9. November 2011 - 16:01 | Thea
Das von Magna-Chef Frank Stronach initiierte "Institut für
sozial-ökonomische Gerechtigkeit" (ISOG) wird in den kommenden zwei
Jahren eine Forschungsgruppe an der Universität Graz unterstützen, die
sich mit gesellschaftspolitischen Fragen beschäftigen soll. Die Gruppe
wird vom Grazer Wahlrechtsexperten und Rechtsprofessor Klaus Poier
geleitet und vom ISOG mit 100.000 Euro pro Jahr unterstützt, teilte die
Universität Graz am Mittwoch mit.
Demokratie-, Budget- und Steuerreform, Bildungs-
und Schulfragen stehen im Mittelpunkt der "Frank Stronach
Forschungsgruppe" an der Uni Graz, die vor kurzem ihre Arbeit
aufgenommen hat.

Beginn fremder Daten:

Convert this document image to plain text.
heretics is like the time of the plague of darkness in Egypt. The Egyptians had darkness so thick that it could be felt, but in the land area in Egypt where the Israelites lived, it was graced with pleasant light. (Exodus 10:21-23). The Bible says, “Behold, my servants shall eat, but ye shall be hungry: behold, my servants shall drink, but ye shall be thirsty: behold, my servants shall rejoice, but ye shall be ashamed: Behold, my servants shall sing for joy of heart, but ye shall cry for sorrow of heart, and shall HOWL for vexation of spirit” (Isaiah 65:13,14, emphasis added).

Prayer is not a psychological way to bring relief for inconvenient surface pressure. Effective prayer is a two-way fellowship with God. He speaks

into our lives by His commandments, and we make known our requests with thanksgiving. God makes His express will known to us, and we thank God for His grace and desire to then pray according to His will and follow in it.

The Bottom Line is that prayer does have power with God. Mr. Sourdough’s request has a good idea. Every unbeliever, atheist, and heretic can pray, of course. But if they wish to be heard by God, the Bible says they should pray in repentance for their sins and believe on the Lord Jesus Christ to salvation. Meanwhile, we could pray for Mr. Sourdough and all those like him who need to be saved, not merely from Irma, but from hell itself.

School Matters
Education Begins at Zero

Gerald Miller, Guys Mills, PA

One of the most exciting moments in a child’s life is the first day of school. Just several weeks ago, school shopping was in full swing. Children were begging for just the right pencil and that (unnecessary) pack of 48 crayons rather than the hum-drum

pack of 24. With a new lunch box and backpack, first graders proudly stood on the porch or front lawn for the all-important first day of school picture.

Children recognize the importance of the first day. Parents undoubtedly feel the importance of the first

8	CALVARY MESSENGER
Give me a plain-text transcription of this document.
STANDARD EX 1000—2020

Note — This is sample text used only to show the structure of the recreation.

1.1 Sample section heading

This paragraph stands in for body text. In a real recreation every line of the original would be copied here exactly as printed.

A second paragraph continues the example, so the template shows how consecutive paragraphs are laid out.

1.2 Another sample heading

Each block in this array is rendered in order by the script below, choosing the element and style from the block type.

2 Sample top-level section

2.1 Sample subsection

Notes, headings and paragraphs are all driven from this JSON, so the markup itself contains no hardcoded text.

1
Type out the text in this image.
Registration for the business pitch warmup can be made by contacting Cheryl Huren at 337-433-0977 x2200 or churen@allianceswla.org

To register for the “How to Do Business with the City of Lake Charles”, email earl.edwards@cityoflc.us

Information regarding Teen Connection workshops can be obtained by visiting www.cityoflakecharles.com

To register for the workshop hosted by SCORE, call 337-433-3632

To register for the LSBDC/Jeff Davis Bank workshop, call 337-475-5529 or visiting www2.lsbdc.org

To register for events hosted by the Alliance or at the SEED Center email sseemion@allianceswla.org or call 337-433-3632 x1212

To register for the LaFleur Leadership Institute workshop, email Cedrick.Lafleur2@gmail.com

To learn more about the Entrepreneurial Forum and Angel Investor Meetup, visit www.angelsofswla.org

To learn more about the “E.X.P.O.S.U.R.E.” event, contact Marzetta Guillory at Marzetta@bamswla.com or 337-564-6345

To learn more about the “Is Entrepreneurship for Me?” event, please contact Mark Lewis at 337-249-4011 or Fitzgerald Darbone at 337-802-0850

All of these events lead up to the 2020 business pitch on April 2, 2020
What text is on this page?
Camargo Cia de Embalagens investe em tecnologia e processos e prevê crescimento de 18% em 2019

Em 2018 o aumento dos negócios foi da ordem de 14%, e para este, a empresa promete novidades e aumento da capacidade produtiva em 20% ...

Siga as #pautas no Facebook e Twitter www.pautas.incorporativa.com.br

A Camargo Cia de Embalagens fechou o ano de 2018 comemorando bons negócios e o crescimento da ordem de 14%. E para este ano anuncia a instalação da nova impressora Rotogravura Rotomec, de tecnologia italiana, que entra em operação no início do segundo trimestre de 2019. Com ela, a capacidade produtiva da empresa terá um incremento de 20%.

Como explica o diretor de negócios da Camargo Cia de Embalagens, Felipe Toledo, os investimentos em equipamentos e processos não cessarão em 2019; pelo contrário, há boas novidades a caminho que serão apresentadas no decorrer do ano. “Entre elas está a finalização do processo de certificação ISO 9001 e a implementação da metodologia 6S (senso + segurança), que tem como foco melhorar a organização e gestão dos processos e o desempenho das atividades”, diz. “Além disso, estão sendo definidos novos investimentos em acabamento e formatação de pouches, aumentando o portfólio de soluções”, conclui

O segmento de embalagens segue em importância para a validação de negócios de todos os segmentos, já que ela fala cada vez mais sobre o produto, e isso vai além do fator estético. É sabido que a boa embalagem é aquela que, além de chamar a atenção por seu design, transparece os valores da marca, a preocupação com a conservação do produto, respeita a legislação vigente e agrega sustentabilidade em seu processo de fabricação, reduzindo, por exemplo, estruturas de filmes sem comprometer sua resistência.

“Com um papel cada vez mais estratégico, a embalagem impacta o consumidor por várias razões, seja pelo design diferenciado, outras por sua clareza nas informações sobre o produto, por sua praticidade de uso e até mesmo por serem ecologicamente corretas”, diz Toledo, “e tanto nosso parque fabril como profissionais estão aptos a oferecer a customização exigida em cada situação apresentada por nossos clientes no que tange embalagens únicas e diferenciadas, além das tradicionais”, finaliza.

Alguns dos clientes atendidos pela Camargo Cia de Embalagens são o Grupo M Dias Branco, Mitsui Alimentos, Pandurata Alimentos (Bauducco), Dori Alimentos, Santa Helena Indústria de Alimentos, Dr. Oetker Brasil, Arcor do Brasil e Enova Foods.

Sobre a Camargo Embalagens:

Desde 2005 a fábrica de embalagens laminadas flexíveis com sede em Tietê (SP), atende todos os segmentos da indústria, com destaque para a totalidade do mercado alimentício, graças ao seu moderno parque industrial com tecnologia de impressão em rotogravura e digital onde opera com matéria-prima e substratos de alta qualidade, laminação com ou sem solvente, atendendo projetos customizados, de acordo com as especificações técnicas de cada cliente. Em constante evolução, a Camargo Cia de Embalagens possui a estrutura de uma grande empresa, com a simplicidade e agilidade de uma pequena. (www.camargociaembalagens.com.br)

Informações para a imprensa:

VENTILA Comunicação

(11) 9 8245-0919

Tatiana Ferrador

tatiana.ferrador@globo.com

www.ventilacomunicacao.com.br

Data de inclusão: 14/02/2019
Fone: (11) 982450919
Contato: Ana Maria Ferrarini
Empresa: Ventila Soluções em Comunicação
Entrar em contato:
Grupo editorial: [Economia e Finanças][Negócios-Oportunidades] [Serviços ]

Das Team - bestehend aus Studierenden und
Rechtswissenschaftern - will die gesellschaftsrelevante und
demokratiepolitische Themen diskutieren. Inputs werden auch seitens
Frank Stronach geliefert. "Wir untersuchen die Vorschläge hinsichtlich
ihrer Plausibilität, Machbarkeit und Alternativen und erarbeiten Modelle
für eine erfolgreiche Umsetzung", schildert Klaus Poier auf Anfrage der
APA. Ganz vorne auf der Agenda stünden Verwaltungs- und Steuerreform.
Neben Seminaren, Workshops und Diskussionsgruppen soll es mehrere
öffentliche Veranstaltungen geben. Eine weitere derartige
Forschungsgruppe sei auch an der TU Wien im Aufbau, so Poier.
Vortrag am 16. November
Seine ersten Reformvorschläge wird Frank Stronach -
Honorar Chair von Magna International - am Mittwoch, dem 16. November
2011, unter dem Titel "Wohlstand schaffen und gerecht verteilen:
Reformvorschläge für Österreich" in einer Veranstaltung an der Uni Graz
vorlegen. Der Eintritt zum Vortrag im Meerscheinschlössl (18.30 Uhr) ist
frei, eine Anmeldung jedoch erforderlich.
In der Steiermark ist ein Vorhaben von Frank
Stronach im Gesundheitsbereich im Gespräch. Ein entsprechendes Konzept
für ein "Präventivmedizinisches Diagnostikzentrum" wird seit Sommer
dieses Jahres ausgearbeitet. Von 2003 bis 2013 lässt darüber hinaus
Magna Steyr rund 24 Mio. Euro in die Errichtung eines nach dem
Firmengründer des kanadische Zulieferkonzerns "Magna International"
benannten Großinstitutes im Bereich der Fahrzeugtechnik fließen.